— Сумасшедшая.
— Мы скажем маме, а потом все втроем засмеем эту сумасшедшую, прогоним прочь. А теперь давай-ка отдохни, баба. Все в порядке. Давай.
Я включаю «Канал погоды», сажусь рядом, глажу по плечу, пока он не перестает дрожать и дыхание у него не замедляется. Через пять минут, не больше, он уже спит.
В кухне Пари сидит на полу, опершись спиной о посудомойку. Потрясенная. Промокает глаза бумажной салфеткой.
— Как же я виновата, — говорит она. — Как неосмотрительно.
— Все нормально, — говорю, доставая из-под раковины веник и совок. Нахожу маленькие оранжевые и розовые таблетки, рассыпанные по полу вперемешку с битым стеклом. Поднимаю их по одной, а стекло сметаю с линолеума.
— Je suis une imbécile[20]. Я так хотела ему сказать. Показалось, может, если правду… Не знаю, о чем я вообще думала.
Высыпаю битое стекло в мусорное ведро. Встаю на колени, поправляю воротник ее рубашки, проверяю плечо, куда баба ее ударил.

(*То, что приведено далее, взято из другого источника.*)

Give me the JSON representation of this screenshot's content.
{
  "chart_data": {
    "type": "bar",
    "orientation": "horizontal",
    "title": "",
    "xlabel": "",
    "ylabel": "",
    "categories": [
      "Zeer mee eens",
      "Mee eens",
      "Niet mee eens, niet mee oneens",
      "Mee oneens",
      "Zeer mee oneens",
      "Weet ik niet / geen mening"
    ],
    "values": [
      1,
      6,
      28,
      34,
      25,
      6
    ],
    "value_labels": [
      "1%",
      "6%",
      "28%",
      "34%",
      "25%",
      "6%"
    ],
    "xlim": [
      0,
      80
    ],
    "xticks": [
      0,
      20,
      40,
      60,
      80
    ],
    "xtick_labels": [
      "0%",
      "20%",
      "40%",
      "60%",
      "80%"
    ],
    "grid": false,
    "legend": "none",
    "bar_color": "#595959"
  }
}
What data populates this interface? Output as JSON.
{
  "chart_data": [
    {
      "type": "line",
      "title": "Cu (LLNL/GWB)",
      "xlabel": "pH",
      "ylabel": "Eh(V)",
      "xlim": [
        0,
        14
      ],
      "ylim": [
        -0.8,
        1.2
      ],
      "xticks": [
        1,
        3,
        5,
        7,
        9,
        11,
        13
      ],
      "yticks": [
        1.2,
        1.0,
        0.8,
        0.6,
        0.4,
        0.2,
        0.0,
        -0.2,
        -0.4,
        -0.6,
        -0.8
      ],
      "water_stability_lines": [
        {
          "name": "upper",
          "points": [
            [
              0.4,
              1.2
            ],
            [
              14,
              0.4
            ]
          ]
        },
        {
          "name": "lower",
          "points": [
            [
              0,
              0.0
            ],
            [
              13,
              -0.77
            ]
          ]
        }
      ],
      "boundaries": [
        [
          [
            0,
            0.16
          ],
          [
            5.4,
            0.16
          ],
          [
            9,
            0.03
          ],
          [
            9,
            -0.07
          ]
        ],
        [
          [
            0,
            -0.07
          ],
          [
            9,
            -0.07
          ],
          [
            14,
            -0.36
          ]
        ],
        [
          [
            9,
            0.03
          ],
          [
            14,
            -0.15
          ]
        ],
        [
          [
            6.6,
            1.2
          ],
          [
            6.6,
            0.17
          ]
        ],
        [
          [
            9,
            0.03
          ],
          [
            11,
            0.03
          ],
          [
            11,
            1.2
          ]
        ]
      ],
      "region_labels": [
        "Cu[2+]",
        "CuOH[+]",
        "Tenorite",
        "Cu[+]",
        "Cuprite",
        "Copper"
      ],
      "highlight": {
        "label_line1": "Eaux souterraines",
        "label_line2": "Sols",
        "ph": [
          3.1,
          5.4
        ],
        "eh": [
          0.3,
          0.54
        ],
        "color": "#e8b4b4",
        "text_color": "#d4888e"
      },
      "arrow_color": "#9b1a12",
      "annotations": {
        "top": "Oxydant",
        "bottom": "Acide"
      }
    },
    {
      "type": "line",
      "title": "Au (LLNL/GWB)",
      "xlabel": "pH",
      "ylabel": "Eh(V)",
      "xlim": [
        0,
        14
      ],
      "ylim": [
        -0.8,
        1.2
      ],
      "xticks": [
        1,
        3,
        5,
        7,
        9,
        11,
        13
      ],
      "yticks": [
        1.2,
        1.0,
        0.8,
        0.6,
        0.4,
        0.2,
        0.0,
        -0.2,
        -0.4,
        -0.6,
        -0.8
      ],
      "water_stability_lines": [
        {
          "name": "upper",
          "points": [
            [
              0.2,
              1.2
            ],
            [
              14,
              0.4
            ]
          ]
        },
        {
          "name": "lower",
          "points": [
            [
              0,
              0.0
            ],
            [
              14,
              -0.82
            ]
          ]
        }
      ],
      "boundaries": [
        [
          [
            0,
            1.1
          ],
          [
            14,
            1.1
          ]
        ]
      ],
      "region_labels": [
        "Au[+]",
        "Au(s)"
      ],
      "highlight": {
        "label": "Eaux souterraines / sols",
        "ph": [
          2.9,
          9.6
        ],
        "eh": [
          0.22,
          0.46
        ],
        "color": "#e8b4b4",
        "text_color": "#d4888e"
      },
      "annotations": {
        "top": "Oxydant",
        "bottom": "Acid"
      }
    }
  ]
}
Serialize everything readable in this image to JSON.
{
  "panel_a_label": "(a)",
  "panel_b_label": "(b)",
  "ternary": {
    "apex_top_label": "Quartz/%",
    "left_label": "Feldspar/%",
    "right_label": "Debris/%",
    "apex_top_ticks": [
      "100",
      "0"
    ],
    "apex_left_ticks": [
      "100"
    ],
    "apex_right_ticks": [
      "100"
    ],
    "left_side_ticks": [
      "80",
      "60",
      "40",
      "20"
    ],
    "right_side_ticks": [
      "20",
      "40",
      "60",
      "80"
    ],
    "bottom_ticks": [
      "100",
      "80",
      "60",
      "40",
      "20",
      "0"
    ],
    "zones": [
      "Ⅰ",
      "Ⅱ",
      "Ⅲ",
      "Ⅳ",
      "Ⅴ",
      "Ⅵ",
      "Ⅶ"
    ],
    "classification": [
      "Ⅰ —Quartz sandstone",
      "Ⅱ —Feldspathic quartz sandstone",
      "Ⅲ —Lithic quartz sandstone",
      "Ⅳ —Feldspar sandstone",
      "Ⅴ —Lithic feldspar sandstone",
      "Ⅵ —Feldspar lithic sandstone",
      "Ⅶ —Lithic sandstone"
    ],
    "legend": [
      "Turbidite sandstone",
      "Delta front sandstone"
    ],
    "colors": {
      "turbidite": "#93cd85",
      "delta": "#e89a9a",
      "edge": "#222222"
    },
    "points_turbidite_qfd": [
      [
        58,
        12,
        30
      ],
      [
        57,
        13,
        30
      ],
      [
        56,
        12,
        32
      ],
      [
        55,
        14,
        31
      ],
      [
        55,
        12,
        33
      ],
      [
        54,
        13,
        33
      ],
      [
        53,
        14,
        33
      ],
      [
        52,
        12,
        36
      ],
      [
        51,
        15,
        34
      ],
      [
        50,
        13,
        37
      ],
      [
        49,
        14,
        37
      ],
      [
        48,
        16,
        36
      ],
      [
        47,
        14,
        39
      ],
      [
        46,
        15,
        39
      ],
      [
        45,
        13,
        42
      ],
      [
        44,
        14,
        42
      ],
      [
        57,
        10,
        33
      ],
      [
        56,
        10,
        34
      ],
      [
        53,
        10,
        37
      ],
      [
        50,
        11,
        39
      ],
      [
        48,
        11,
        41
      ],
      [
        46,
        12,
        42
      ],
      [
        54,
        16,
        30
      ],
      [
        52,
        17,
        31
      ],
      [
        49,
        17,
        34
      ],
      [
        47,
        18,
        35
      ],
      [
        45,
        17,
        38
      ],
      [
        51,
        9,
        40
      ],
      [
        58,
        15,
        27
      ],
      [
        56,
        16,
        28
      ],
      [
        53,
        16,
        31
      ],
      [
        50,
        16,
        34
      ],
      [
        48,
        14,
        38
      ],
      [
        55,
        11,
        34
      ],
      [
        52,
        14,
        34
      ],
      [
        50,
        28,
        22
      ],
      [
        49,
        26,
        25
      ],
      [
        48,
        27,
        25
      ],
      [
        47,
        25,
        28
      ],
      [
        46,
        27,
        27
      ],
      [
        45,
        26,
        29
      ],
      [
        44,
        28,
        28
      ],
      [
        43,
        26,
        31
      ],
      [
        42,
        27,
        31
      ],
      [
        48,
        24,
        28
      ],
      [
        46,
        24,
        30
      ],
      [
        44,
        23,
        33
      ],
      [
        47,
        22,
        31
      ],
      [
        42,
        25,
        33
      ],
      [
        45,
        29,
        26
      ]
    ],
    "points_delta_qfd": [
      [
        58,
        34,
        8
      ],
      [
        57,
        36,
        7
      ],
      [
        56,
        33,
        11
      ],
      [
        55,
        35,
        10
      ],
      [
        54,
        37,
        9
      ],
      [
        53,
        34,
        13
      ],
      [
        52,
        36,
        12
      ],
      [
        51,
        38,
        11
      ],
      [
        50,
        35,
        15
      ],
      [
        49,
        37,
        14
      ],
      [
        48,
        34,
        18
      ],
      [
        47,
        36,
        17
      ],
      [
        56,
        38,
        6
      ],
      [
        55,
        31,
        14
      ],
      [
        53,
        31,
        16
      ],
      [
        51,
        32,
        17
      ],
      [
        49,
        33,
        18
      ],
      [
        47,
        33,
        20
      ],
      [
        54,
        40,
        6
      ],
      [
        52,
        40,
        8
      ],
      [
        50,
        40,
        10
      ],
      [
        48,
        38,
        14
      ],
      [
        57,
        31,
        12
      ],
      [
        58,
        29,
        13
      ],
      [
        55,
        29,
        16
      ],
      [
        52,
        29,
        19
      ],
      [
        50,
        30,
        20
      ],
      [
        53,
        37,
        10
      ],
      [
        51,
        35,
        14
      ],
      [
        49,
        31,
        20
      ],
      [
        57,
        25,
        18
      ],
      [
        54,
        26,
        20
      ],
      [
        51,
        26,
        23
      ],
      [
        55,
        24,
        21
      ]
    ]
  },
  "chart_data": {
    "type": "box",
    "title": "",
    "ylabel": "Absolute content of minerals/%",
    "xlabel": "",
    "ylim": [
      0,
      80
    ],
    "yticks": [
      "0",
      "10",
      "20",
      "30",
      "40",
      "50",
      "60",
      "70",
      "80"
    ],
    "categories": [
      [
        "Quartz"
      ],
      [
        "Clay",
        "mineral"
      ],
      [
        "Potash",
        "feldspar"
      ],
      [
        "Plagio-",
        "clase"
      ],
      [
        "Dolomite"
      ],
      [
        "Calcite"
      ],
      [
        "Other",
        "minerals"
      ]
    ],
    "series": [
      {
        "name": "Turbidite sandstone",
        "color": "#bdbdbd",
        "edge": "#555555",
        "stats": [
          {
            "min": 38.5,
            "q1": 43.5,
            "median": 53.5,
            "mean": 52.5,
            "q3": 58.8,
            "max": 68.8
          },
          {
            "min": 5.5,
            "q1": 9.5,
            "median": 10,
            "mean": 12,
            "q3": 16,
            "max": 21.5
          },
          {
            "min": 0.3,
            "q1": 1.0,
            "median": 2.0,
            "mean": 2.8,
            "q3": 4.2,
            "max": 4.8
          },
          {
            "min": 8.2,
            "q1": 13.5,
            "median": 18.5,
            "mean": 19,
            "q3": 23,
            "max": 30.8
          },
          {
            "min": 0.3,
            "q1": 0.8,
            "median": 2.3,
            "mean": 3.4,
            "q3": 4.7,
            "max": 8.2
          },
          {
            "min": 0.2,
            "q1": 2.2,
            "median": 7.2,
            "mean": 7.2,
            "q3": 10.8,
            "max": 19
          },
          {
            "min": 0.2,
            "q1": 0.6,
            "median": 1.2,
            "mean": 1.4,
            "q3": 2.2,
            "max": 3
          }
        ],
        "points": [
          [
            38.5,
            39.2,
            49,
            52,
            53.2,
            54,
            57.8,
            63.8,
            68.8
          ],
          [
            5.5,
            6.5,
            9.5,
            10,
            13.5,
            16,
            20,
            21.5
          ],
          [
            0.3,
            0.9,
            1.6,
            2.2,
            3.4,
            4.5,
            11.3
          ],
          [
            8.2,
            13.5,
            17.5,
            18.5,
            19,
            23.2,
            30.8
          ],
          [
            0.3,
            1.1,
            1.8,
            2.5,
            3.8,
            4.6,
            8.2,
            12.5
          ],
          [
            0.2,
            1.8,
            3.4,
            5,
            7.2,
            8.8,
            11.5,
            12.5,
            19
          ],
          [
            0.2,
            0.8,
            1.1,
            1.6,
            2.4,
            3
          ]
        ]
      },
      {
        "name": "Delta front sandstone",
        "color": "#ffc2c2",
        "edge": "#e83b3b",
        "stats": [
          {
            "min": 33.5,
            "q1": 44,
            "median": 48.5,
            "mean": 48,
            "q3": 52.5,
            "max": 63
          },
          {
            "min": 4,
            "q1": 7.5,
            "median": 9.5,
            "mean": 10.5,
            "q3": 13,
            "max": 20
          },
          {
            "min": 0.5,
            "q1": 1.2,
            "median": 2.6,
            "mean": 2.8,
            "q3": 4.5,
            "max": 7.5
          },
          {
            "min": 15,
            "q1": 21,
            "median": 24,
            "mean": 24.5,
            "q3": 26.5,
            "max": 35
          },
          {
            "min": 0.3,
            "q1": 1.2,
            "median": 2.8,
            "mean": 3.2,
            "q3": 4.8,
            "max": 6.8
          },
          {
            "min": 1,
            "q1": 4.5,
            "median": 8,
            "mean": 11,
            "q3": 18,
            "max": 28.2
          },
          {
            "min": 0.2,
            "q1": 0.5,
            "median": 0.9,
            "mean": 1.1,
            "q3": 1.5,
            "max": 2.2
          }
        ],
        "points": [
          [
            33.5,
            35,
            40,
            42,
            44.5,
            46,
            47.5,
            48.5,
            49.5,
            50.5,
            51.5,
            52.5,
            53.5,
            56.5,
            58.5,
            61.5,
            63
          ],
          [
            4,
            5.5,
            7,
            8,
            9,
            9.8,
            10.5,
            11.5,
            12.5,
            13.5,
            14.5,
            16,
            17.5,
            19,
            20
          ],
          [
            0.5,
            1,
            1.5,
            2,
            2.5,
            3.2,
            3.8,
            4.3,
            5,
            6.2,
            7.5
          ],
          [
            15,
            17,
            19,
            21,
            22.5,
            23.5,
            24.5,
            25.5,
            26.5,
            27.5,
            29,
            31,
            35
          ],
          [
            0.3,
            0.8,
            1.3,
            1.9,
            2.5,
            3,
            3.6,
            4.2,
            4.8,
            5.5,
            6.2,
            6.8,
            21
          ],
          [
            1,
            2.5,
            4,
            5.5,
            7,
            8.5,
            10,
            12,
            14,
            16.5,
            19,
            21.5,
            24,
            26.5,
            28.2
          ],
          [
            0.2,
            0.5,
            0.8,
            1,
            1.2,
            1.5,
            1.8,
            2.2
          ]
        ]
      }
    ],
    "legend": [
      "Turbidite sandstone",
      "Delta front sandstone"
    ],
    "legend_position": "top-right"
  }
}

— Тут будет синяк. Точно вам говорю.
Сажусь на пол рядом с ней. Она раскрывает ладонь, я высыпаю таблетки.
— Часто он такой?
— Бывают у него кислые дни.
— Может, надо поискать профессиональную помощь, нет?
Вздыхаю, киваю. Я немало думала о том, что настанет то неизбежное утро, когда я проснусь в пустом доме, а баба, свернувшись калачиком на чужой кровати, увидит поднос с завтраком, поданный чужим человеком. Баба задремывает, ссутулившись над столом в какой-нибудь игровой комнате.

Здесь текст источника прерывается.